What’s in a name? For Australian wine producers in northeast Victoria, it could mean their business.
Otto Dal Zotto, a winemaker in Victoria’s King Valley, started making Prosecco wine 18 years ago. Eventually, enough wine producers followed to create the region’s nickname, Prosecco Road.
However, Italy is fighting for its wine back. Like Champagne is to Champagne, France and Flemish Red is to Flanders, Belgium, Prosecco is a region of Italy and the country wants to claim the name under the terms of a European geographical indicator.
If that happens, Australian “Prosecco Road” wine producers will have to come up with a new name—and new marketing strategy—for their sweet wines. This could cost the Australian domestic Prosecco market up to an estimated $400 million.

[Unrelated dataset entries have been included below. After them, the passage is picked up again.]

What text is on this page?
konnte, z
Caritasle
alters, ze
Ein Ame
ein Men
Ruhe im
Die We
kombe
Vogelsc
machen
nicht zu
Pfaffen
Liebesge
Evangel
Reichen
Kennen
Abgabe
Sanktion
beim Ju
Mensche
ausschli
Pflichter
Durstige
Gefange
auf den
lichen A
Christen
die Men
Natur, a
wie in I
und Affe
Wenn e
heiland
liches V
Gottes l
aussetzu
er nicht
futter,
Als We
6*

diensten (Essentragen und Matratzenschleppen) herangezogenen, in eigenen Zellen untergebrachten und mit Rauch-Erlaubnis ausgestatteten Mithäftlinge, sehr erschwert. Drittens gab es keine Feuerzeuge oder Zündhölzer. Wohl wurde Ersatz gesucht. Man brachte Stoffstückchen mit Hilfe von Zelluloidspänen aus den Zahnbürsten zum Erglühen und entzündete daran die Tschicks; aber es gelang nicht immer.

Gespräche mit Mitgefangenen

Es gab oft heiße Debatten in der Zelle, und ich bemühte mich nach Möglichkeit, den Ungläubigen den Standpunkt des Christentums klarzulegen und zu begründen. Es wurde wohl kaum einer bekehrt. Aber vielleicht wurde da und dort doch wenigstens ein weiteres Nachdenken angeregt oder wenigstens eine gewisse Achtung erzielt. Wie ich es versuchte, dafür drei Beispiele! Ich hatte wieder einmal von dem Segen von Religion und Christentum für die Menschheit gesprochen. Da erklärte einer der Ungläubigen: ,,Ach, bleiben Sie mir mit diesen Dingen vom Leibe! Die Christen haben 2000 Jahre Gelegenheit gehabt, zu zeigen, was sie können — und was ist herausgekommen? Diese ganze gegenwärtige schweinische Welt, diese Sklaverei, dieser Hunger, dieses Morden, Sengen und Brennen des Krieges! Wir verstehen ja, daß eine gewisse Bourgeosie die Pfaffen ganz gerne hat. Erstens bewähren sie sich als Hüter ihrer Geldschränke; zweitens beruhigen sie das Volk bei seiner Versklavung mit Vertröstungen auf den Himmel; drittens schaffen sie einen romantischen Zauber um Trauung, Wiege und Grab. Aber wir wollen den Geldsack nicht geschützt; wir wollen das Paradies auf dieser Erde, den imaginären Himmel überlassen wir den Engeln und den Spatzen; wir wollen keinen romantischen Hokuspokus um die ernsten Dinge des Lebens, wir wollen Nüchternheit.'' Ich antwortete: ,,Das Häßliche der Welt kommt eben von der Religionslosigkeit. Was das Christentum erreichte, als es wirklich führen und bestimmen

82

The argument is happening via the Australia-EU Free Trade Agreement. At the very least, for Australia’s benefit, the government is on its side: The Victorian Government is ramping up production by giving King Valley $50,000 from the state’s Wine Growth Fund to develop the region, and recently announced it will work with King Valley to develop wine production, marketing and tourism initiatives with the “King Valley Prosecco Road Plan.”
We can see why Australia is upset. The wine industry in Victoria is responsible for an estimated $7.6 billion and a workforce of 13,000 people. Prosecco alone is a $60 million market in Australia. Wine can’t we all just get along?